Though they share many goals, human health and conservation organizations rarely share resources, strategies and expertise to address common challenges. A recent paper in BioScience analyzes the shared threats that sewage pollution poses to people and coral reefs, and argues that conservation and human health practitioners could be far more effective by establishing formal, cross-sector alliances to maximize investments, improve outcomes, and benefit both people and nature.
The Gist
“Poor water quality is a prime example of a shared threat that both corals and humans face,” says TNC marine scientist, Steph Wear. In her paper, “Battling a Common Enemy: Joining Forces in the Fight Against Sewage Pollution,” Wear notes that the health of both coral reefs and people are imperiled by a threat that is simultaneously local and global: sewage.
The irony, according to Wear, is that in many cases, human health and marine conservation sectors are fighting the same root causes and effects of poor water quality. They’re just fighting them separately.
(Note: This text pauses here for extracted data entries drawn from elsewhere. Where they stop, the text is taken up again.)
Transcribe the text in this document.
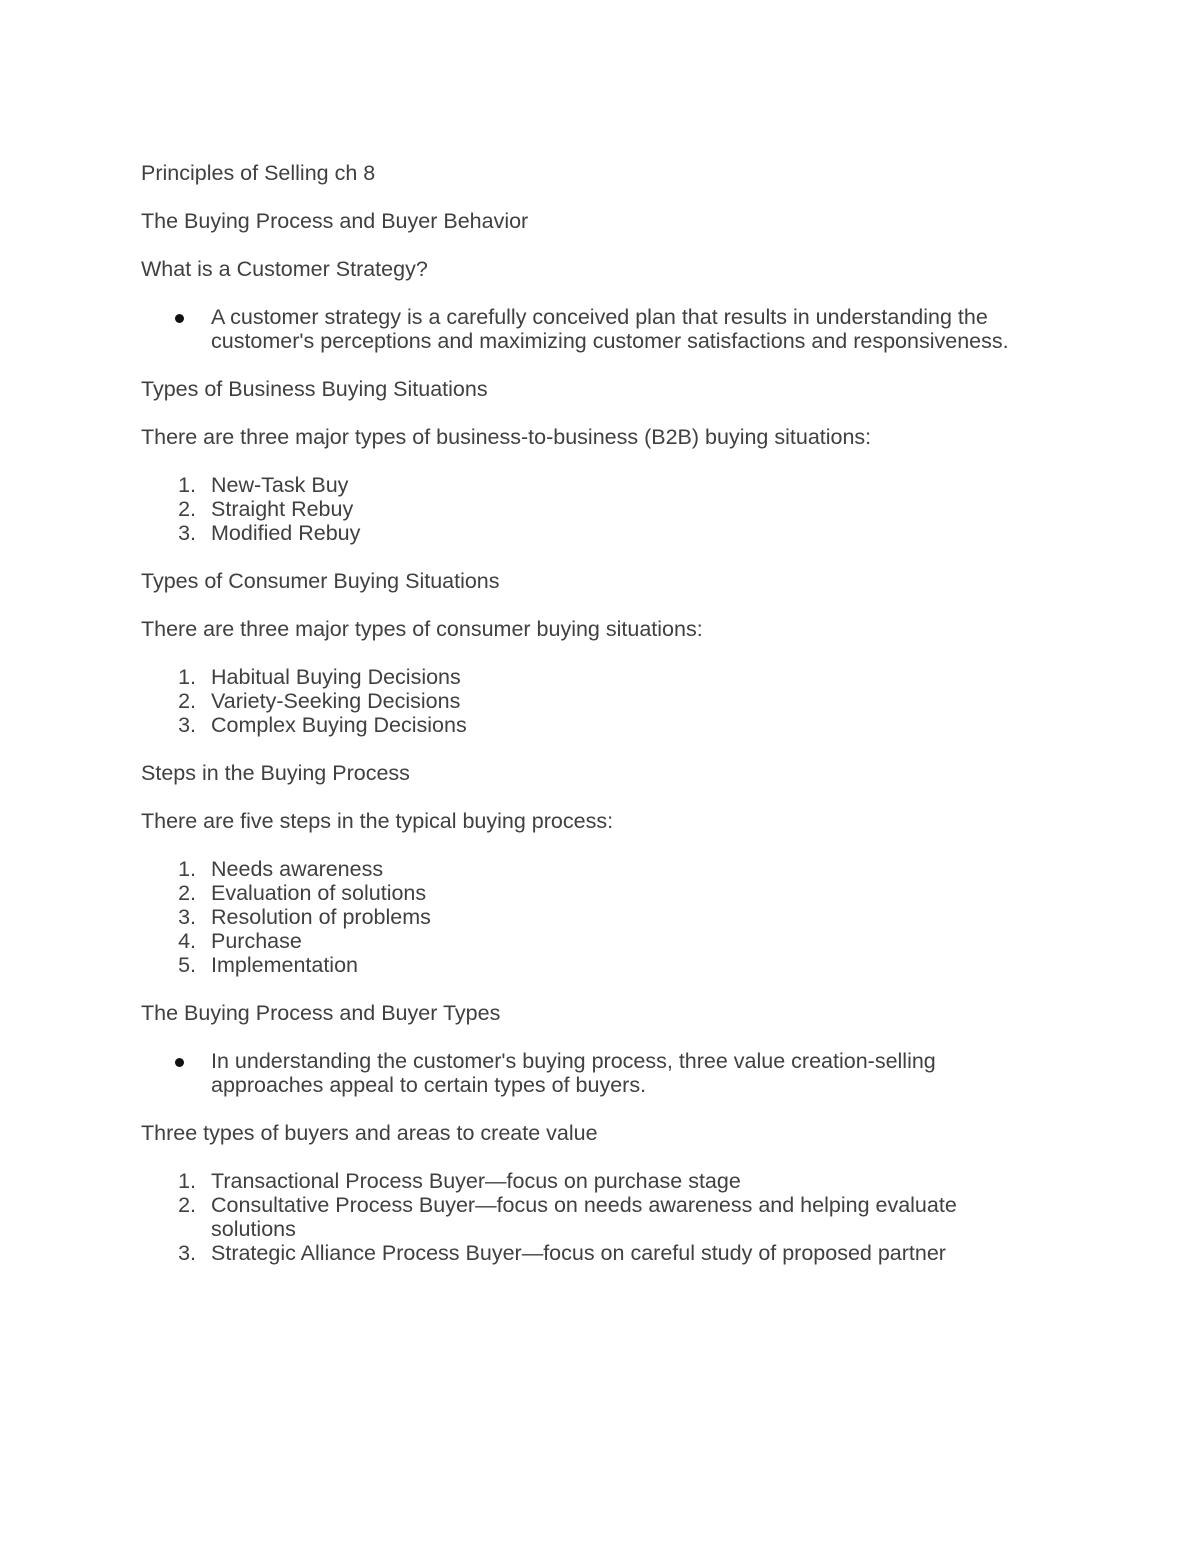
Principles of Selling ch 8

The Buying Process and Buyer Behavior

What is a Customer Strategy?

A customer strategy is a carefully conceived plan that results in understanding the customer's perceptions and maximizing customer satisfactions and responsiveness.

Types of Business Buying Situations

There are three major types of business-to-business (B2B) buying situations:

1. New-Task Buy
2. Straight Rebuy
3. Modified Rebuy

Types of Consumer Buying Situations

There are three major types of consumer buying situations:

1. Habitual Buying Decisions
2. Variety-Seeking Decisions
3. Complex Buying Decisions

Steps in the Buying Process

There are five steps in the typical buying process:

1. Needs awareness
2. Evaluation of solutions
3. Resolution of problems
4. Purchase
5. Implementation

The Buying Process and Buyer Types

In understanding the customer's buying process, three value creation-selling approaches appeal to certain types of buyers.

Three types of buyers and areas to create value

1. Transactional Process Buyer—focus on purchase stage
2. Consultative Process Buyer—focus on needs awareness and helping evaluate solutions
3. Strategic Alliance Process Buyer—focus on careful study of proposed partner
That separation, argues Wear, is a lost opportunity because, as her paper shows, some of the world’s largest and most influential health and conservation organizations, including TNC, the Harvard School of Public Health, and the One Health Initiative, are already positioned to engage in holistic, cross-sector, human-environmental work.
The Big Picture
Most human health challenges have an environmental component.
The World Health Organization (WHO) estimates that eliminating environmental hazards – like sewage pollution – could prevent as much as 25 percent of the world’s disease burden. There is also potential for substantial long-term savings by addressing root causes. For example, protecting and managing watersheds to maximize their ability to improve water quality is often far more cost effective and quicker than installing new pipes, water treatment facilities and sewage systems to serve millions of people.
The recognition that collaborations among human health and environmental organizations are necessary for successful, lasting outcomes has grown over the last 20 years. But even with the advent of the UN’s Sustainable Development Goals, recognition alone has not been enough to spur action, and, says Wear, “cross-sector collaborations are still the exception rather than the rule.”
Why? In a word: silos.
“If health and conservation organizations continue to work in our traditional silos,” says Wear, “we can expect more of the same: Incremental results, occasional successes and temporary fixes that rarely get to the root of the problem. Without mandates to collaborate and solve problems, organizations stick to what they know. We need to change our default from separation to collaboration.”
The Takeaway
Many organizations are already making progress towards creating the enabling conditions for broader and more effective collaborations. TNC’s work with the Bridge Collaborative and the Science for Nature and People Partnership is designed to find solutions at the intersection of human and environmental health.
But we need to do more, says Wear. “Bringing together epidemiologists, engineers, economists and ecologists is likely to result in better informed and, arguably, better designed solutions to problems facing both people and nature.”